It is little secret that machine learning and AI are driving a major arms race within data centers. NVIDIA got a major jumpstart on this market launching CUDA over 10 years ago. As a result, we are now seeing Intel make major plays in CPUs, many core chips, special Nervana chips, and FPGAs to keep the next generation of AI on its silicon. AMD has certainly not sat still but its approach of OpenCL first has lagged behind NVIDIA in terms of adoption. Furthermore, while NVIDIA has had several generations of compute only chips, AMD has focused on visualization. AMD is officially putting their hat in the ring with the new AMD Radeon Instinct card line.
Here is how AMD views the machine learning world today:
Going through the stack, “Network infrastructure” is primarily Mellanox and Intel. “Proprietary accelerator*” refers to NVIDIA CUDA and GPUs as well as FPGAs/ ASICs (Google’s Tensorflow). The proprietary accelerator interconnect we see as new technologies such as NVLINK not PCIe. Here is AMDs vision of the future:
It is interesting that “heterogeneous processors” could be analogous to having CPUs as well as “proprietary accelerators” but that’s beside the point. AMD’s play hinges strongly on the software and interconnect sides working well with their technology.
Before we get to the new hardware, we wanted to quickly explore ROCm Software. ROCm is essentially AMD’s software solution to get developers to use its GPUs rather than simply using CUDA and/ or Intel’s MKLs to do machine learning.
We like the idea of ROCm but there’s a major obstacle. It is still in its infancy. If you head to the average website today virtually all of the learning materials are for doing machine learning on x86 CPUs or NVIDIA GPUs. We think that one potential win for AMD is that folks developing machine learning applications on Macbook Pro’s will want to use their onboard AMD Radeon GPUs for development. That could boost ROCm adoption.

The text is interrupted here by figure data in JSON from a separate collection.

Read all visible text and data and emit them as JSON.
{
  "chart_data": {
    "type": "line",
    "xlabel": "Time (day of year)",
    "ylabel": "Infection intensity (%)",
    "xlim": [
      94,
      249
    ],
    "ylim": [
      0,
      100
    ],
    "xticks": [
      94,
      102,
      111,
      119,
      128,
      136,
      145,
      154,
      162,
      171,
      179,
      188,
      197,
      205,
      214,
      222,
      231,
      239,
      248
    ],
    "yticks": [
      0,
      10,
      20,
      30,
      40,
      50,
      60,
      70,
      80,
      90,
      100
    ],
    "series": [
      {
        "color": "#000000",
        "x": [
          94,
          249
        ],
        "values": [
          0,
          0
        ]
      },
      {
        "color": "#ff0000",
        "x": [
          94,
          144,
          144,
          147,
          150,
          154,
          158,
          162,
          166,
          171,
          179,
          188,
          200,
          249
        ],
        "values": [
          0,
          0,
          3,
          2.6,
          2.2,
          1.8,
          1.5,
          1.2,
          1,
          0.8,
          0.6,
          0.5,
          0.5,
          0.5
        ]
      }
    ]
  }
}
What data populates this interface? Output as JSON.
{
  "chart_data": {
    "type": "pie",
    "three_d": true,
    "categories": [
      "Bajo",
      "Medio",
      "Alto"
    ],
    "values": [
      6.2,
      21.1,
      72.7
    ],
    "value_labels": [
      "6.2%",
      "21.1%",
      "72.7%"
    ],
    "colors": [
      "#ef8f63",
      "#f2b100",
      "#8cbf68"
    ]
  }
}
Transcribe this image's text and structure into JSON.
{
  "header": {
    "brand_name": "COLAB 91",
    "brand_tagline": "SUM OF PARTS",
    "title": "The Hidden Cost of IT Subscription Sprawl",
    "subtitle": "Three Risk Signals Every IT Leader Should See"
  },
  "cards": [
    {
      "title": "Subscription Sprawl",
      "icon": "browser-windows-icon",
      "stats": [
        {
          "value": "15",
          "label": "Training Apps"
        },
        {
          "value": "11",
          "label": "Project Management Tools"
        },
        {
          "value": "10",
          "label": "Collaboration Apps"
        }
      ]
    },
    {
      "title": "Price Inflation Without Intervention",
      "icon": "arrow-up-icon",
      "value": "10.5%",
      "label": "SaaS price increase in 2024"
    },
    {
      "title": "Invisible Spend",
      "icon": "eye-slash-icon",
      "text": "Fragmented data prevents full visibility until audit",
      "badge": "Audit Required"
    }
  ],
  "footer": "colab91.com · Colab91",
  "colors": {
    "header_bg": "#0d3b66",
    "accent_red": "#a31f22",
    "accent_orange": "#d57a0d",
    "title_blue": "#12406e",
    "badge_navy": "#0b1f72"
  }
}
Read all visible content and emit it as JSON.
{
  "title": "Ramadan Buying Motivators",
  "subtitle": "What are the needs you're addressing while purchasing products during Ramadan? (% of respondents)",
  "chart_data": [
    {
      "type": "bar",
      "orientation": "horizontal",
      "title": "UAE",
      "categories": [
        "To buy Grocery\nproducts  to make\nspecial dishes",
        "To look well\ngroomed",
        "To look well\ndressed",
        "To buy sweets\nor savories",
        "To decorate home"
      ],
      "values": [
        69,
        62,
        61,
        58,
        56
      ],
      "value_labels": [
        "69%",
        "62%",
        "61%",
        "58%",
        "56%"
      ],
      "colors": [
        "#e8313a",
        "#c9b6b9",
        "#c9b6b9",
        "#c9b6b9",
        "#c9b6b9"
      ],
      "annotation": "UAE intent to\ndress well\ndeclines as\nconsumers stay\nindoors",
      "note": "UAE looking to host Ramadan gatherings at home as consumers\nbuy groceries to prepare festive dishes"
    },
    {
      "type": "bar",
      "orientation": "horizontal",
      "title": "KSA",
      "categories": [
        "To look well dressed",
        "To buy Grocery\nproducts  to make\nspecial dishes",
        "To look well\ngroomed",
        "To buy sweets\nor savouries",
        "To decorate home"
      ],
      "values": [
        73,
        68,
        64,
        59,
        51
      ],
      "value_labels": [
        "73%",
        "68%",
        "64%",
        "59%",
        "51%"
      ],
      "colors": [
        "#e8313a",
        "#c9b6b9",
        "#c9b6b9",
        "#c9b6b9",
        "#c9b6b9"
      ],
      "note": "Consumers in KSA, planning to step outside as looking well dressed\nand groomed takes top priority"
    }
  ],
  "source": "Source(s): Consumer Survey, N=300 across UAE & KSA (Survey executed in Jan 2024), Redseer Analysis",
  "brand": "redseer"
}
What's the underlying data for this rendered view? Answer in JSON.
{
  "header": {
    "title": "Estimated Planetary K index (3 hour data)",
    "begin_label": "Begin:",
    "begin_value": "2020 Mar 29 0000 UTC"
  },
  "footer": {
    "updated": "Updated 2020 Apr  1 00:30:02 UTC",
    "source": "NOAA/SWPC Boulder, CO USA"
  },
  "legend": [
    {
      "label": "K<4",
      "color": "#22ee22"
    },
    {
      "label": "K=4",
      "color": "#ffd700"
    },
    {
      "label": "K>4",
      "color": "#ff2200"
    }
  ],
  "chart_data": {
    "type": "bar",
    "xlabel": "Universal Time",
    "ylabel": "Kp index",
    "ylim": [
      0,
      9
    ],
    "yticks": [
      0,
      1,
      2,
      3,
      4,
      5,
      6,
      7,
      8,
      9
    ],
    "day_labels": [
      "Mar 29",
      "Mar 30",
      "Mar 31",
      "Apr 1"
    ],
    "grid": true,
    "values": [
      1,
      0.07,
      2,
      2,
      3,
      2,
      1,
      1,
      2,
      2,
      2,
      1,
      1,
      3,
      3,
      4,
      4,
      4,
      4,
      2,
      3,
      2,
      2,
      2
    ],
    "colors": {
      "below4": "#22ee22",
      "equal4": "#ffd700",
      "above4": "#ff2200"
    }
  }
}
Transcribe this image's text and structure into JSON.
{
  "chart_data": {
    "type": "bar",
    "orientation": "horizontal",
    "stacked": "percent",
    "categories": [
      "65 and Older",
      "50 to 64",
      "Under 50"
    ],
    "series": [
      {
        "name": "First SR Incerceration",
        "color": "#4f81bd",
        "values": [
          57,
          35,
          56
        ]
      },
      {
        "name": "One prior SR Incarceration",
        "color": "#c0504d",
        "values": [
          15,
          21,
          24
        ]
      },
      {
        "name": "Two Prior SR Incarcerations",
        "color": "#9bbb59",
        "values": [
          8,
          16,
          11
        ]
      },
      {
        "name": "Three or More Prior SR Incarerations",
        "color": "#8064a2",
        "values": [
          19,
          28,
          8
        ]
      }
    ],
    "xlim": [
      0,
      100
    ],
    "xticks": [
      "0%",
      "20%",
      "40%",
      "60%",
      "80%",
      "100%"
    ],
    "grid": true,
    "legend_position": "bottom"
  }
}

Another very interesting part of this is that MxGPU is enabled on AMDs new accelerators. While the SRIOV virtualization is good, if this is the same technology found on the company’s VDI cards it also will mean a reboot is required to change core/ memory allocations do different partitions.
AMD’s value proposition is that this is free software.
The new AMD Radeon Instinct Cards
One item that AMD did really well on is naming the product. Instinct. It is at least something fresh beyond Tesla and GRID and Intel’s “exciting as a manilla envelope” accelerator branding. There are a total of three cards in the initial launch.
For these cards, we see a lineup from the MI6 (low power and lower performance) to the MI25 with the next-generation Vega architecture. We are excited to see how these cards perform. The MI8 is the middle-of-the-road option with much higher memory bandwidth.
We do think that in order to gain significant market share, AMD will have to give substantially better math performance on its lower-end “consumer” cards. Many of the high-end machine learning GPU clusters we have seen utilize consumer GPUs such as Titan X parts. By competing in the GTX 1070 to Titan X range AMD has an opportunity to attack the segment of the market NVIDIA has been handicapping in order to sell more expensive Tesla GPUs.
It seems as though AMD is taking note of a weak spot in its Opteron A1100 launch and launching the new Radeon Instinct systems through larger server vendors.
The first system we thought was familiar as the Supermicro SYS-1028GQ-TRT is a 1U server platform with up to four GPUs and two Intel Xeon E5 V4 processors. We reviewed the Supermicro SYS-1028GQ-TRT platform in August 2015.
This was a quick integration choice for the company as our test system had AMD FirePro S9150’s onboard. We were intrigued as to why we do not see newer 8 or 10 GPU 4U systems mentioned.
Also from Inventec there are larger GPU solutions available. One example is the Invtentec K888 G3 which is a 2U system with expanded storage and up to four GPUs.
The company also has a giant PCIe switch chassis that can hold up to 16x AMD Radeon Instinct MI25 GPUs.
Overall these systems are missing on major component, Zen. We did see a quad GPU setup there which may indicate up to 64x PCIe lanes. We also saw a NIC which is important.
Many folks may automatically assume that 64x PCIe lanes (per CPU) in a machine learning system will be used for 4x GPUs. The RJ-45 based NIC we believe is integrated 10GbE which we expect from the Zen Naples platforms and others in 2017. In most machine learning clusters you will see at minimum 40GbE but more often FDR or EDR Infiniband (and now Omni-Path) so we expect systems, without PCIe expanders to use some of their lanes for networking.
AMD’s challenge with machine learning is that the software development community is using x86, CUDA, FPGAs/ ASICs first, and then AMD. There is little doubt that AMD can put together competitive GPUs. The challenge is getting all of the years of tutorials to iterate and include ROCm steps. Also, one must remember (as we pointed out at Intel AI day) that Intel and NVIDIA are funding much of the larger machine learning education programs. We do hope that AMD brings strong math capabilities to the lower-end of the market as it can deliver wins in an area that NVIDIA has been trying to handicap.